Bisnis.com, JAKARTA – PT Kawasan Industri Jababeka Tbk. (KIJA) melakukan klarifikasi atas kemungkinan default akibat ketidakmampuan perseroan melaksanakan penawaran pembelian kepada para pemegang notes.
Adapun notes yang dimaksud ialah surat utang global yang diterbitkan oleh anak perusahaan KIJA, Jababeka International B.V. dengan nilai pokok US$300 juta.
Corporate Secretary Kawasan Industri Jababeka Muljadi Soeganda menjelaskan secara detil kronologi kemungkinan default perseroan.
Muljadi menjelaskan pada 26 Juni 2019, KIJA telah mengadakan Rapat Umum Pemegang Saham Tahunan (RUPST) dengan salah satu mata acara yaitu perubahan susunan anggota Direksi dan anggota Dewan Komisaris.
Agenda tersebut diadakan sehubungan dengan usulan dari PT Imakotama lnvestido dan Islamic Development Bank selaku pemegang saham Perseroan sebesar 6,38% dan 10,84% dari total saham. Adapun kedua pihak mengusulkan Sugiharto sebagai Direktur Utama dan Aries Liman sebagai komisaris.

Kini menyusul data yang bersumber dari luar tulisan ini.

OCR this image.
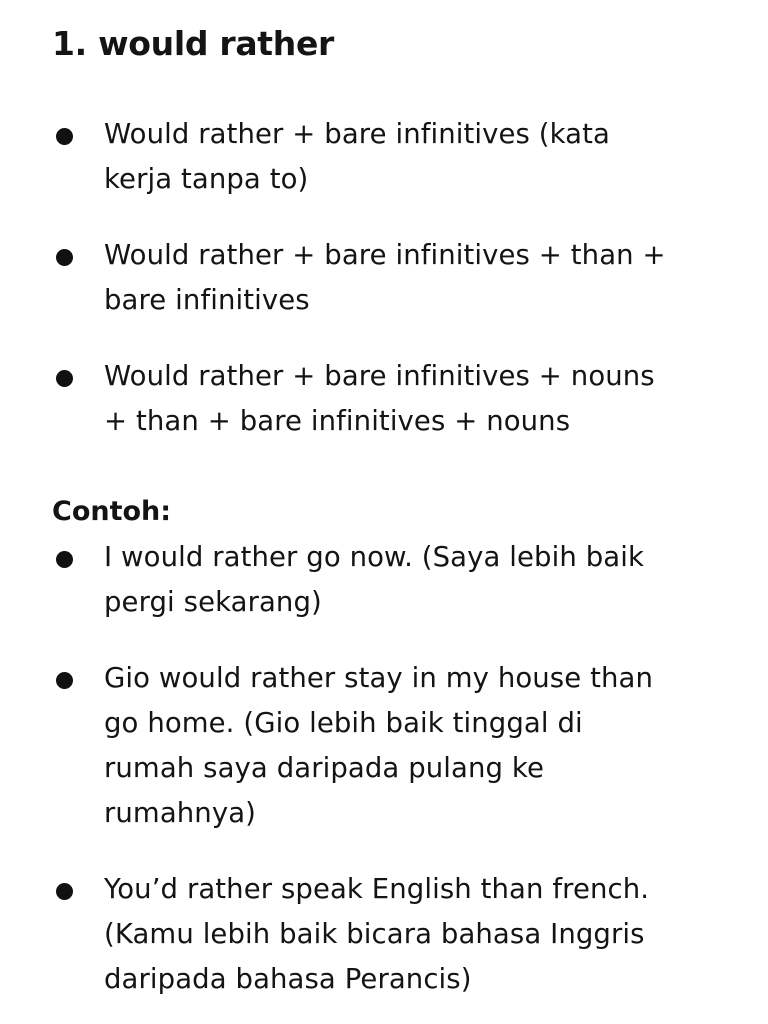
1. would rather

Would rather + bare infinitives (kata
kerja tanpa to)

Would rather + bare infinitives + than +
bare infinitives

Would rather + bare infinitives + nouns
+ than + bare infinitives + nouns

Contoh:

I would rather go now. (Saya lebih baik
pergi sekarang)

Gio would rather stay in my house than
go home. (Gio lebih baik tinggal di
rumah saya daripada pulang ke
rumahnya)

You’d rather speak English than french.
(Kamu lebih baik bicara bahasa Inggris
daripada bahasa Perancis)
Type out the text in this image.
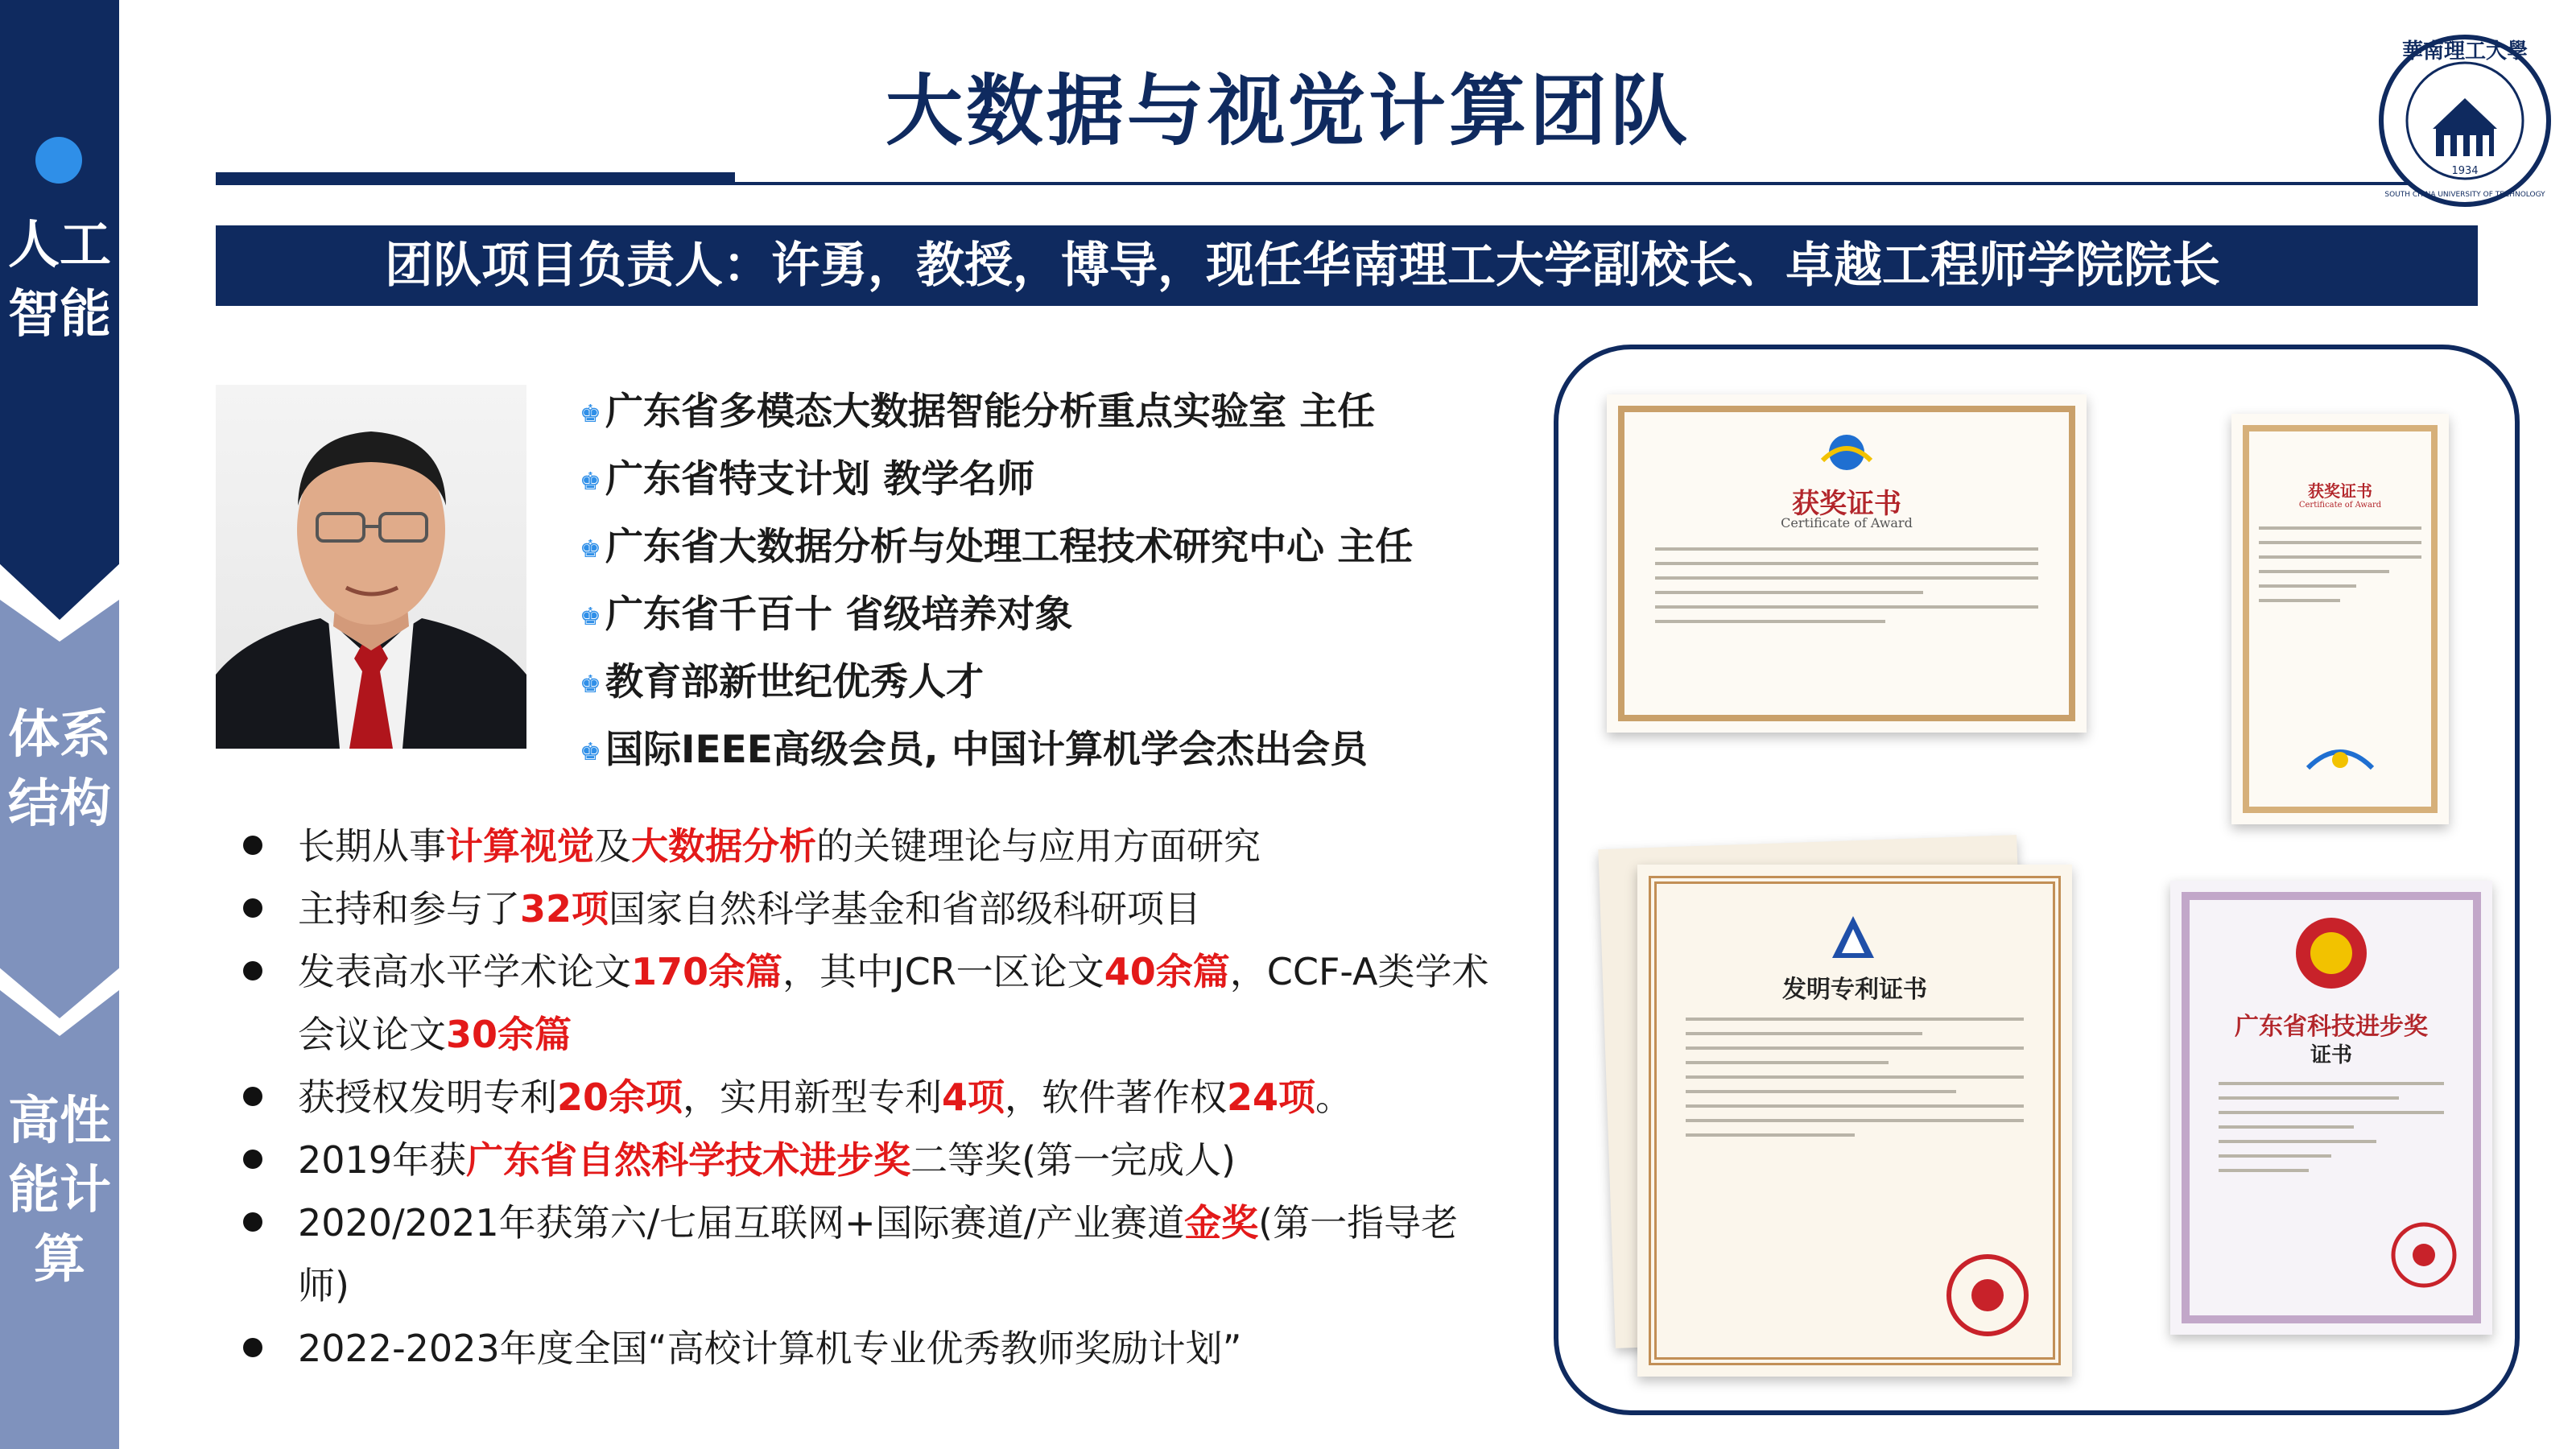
人工智能
体系结构
高性能计算
大数据与视觉计算团队
華南理工大學
SOUTH CHINA UNIVERSITY OF TECHNOLOGY
1934
团队项目负责人：许勇，教授，博导，现任华南理工大学副校长、卓越工程师学院院长
♚ 广东省多模态大数据智能分析重点实验室 主任
♚ 广东省特支计划 教学名师
♚ 广东省大数据分析与处理工程技术研究中心 主任
♚ 广东省千百十 省级培养对象
♚ 教育部新世纪优秀人才
♚ 国际IEEE高级会员, 中国计算机学会杰出会员
长期从事计算视觉及大数据分析的关键理论与应用方面研究
主持和参与了32项国家自然科学基金和省部级科研项目
发表高水平学术论文170余篇，其中JCR一区论文40余篇，CCF-A类学术会议论文30余篇
获授权发明专利20余项，实用新型专利4项，软件著作权24项。
2019年获广东省自然科学技术进步奖二等奖(第一完成人)
2020/2021年获第六/七届互联网+国际赛道/产业赛道金奖(第一指导老师)
2022-2023年度全国“高校计算机专业优秀教师奖励计划”
获奖证书
Certificate of Award
获奖证书
Certificate of Award
发明专利证书
广东省科技进步奖
证书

Akan tetapi usulan nama tersebut diserahkan pada saat RUPST, padahal seharusnya usulan nama berikut jabatannya telah melalui tahapan evaluasi sebelumnya dari Komite Nominasi dan Remunerasi (KNR) yang dijalankan oleh Dewan Komisaris.
Baca Juga
“Penyampaian surat usulan jabatan Direktur Utama yang baru diserahkan saat Rapat merupakan hal yang kurang lazim karena tugas dan wewenang fungsi KNR tidak dapat dijalankan sebagaimana mestinya terlebih Iagi harus langsung dilakukan pemungutan suara (voting) pemegang saham, di mana telah disetujui dalam RUPST dengan jumlah suara setuju sebesar 52,117%,” katanya, Senin (8/7/2019).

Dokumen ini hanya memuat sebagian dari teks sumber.